Building work on the largest privately-held PV system in Florida is close to completion as Sybac Solar adds the final touches to its 2MW array in Gainesville. The 8600 modules which make up the system are located on nine acres of land adjacent to U.S. Route 441 and will cost US$7 million to install. Gainesville Regional Utilities (GRU) has signed a 20-year agreement to purchase the electricity generated at a fixed rate of US$0.26 per kWh under the terms of the state’s feed in tariff (FiT) programme.
Despite being the location for 39% of Florida’s solar developments, projects in Gainesville have struggled to find financial backing and many have subsequently been left floundering at the planning stage. And it was one such project that was taken on by Sybac, which bought the land and allocation rights from Entrust Holdings before implementing the German investment model by funding the plant themselves.
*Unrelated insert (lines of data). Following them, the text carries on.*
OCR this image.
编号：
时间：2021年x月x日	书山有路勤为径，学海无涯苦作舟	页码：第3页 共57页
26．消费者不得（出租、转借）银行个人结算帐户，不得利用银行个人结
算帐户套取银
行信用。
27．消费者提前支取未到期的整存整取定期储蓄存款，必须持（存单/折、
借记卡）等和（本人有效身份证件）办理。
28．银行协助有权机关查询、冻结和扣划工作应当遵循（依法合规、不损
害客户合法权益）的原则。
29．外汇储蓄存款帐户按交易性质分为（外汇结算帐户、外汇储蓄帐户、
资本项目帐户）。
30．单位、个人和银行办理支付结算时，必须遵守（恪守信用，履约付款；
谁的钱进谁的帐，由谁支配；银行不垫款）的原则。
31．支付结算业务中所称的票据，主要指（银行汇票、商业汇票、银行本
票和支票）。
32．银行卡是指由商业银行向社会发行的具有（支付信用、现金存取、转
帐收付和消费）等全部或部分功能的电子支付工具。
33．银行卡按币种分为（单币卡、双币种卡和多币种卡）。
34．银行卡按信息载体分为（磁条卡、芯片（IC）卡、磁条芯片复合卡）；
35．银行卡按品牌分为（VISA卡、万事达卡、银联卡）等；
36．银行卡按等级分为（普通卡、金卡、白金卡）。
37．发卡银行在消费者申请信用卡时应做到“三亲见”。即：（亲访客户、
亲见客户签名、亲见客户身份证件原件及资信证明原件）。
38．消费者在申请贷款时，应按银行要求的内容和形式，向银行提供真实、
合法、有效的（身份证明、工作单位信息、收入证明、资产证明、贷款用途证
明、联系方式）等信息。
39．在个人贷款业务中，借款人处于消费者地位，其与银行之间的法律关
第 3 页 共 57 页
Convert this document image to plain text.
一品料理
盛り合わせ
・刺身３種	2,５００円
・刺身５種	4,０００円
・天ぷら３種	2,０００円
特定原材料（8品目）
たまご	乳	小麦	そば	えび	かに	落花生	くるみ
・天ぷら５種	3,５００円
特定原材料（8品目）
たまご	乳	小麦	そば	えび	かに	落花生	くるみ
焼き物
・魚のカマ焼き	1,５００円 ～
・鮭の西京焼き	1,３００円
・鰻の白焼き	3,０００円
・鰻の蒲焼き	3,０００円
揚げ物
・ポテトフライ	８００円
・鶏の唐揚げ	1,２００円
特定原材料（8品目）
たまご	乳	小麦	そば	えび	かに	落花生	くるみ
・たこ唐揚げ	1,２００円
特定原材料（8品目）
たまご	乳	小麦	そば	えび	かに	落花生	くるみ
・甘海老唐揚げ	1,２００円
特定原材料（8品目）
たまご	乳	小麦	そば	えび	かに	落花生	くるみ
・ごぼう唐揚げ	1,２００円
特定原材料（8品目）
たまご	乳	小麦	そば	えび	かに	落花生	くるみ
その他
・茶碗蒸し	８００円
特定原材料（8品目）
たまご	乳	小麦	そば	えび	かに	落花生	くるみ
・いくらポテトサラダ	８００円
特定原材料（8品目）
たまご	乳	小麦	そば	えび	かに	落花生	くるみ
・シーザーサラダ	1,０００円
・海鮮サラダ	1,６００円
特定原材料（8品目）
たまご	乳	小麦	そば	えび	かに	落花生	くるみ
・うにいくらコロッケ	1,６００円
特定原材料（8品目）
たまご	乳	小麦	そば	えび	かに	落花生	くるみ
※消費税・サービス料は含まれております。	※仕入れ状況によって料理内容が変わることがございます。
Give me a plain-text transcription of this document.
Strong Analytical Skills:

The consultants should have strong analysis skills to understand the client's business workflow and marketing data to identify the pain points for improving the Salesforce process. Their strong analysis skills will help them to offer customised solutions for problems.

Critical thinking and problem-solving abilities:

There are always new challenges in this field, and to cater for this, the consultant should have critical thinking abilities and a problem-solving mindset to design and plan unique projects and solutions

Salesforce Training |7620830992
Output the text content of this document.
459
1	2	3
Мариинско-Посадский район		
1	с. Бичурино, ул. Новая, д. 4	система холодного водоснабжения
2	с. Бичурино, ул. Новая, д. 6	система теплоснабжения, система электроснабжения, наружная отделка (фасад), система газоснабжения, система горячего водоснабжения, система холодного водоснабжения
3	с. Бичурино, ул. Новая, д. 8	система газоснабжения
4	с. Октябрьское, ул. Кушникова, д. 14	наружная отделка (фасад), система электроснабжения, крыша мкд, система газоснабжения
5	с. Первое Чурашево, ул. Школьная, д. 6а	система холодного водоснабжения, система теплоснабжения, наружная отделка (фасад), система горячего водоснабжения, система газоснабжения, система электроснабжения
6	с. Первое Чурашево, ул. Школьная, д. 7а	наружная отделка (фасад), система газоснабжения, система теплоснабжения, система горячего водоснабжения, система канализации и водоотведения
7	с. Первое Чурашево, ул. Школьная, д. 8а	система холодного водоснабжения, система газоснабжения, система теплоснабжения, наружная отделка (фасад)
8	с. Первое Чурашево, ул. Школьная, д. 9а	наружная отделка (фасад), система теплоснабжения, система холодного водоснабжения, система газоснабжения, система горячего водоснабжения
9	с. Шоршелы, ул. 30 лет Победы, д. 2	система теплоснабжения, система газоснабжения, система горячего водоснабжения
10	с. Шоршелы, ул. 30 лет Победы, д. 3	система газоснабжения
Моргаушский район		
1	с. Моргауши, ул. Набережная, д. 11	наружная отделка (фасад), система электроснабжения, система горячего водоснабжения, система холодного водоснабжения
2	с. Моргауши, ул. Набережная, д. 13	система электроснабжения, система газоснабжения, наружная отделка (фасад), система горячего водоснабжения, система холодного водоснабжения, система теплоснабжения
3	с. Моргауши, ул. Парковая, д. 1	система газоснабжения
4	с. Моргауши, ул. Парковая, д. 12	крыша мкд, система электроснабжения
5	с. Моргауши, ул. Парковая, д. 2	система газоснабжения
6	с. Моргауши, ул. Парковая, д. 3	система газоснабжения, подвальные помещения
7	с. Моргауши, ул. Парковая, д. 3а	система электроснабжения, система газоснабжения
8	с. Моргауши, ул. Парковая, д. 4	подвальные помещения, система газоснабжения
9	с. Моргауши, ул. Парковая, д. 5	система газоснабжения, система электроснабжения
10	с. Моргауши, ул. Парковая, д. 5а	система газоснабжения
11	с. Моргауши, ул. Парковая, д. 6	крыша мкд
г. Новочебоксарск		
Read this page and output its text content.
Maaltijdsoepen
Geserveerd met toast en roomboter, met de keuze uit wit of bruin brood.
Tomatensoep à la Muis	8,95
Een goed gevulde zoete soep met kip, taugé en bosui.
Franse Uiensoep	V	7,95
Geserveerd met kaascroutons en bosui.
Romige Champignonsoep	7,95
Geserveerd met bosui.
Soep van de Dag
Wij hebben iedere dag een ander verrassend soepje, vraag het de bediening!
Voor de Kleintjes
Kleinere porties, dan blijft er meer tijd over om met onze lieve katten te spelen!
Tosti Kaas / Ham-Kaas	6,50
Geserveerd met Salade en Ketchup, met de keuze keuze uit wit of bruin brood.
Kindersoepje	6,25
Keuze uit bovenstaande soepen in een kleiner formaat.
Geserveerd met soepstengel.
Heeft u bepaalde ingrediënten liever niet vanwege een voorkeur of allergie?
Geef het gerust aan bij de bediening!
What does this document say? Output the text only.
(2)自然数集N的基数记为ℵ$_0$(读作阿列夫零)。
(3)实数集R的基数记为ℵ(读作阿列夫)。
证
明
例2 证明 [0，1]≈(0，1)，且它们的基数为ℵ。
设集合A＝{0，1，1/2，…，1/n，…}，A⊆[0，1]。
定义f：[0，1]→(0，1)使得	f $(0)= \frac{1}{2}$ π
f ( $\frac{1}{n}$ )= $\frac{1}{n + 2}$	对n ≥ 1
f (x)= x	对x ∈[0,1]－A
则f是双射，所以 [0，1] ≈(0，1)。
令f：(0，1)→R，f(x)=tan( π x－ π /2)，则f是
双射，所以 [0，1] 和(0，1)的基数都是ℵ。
“A feed-in tariff provides a solid bankable security that provides confidence for investors with a guaranteed return for 20-plus years,” said Sybac’s president, Artur Madej. “There are many in the investment community looking for turn-key solar farms with FiT contracts who are not interested in the project development phase. We just purchased the allocation rights for an additional 500kW system in Gainesville which will be built in the next four months and we are working on two 10MW development deals in Ontario, Canada which has a province-wide feed-in tariff programme.”
Sybac subcontracted construction work on the Gainesville site to 14 local firms and created 33 full-time jobs in the process. And this approach is advocated by project manager, Markus Falz, “We are giving back to the environment with every solar module that we install. We choose to work with a local workforce whenever possible to help the community grow.”
“The Gainesville Chamber of Commerce was a tremendous help. They put us in touch with the best local companies that included a fencing company, land clearing, surveyors, engineers and attorneys,” added Rick Falz, Sybac’s director of technology.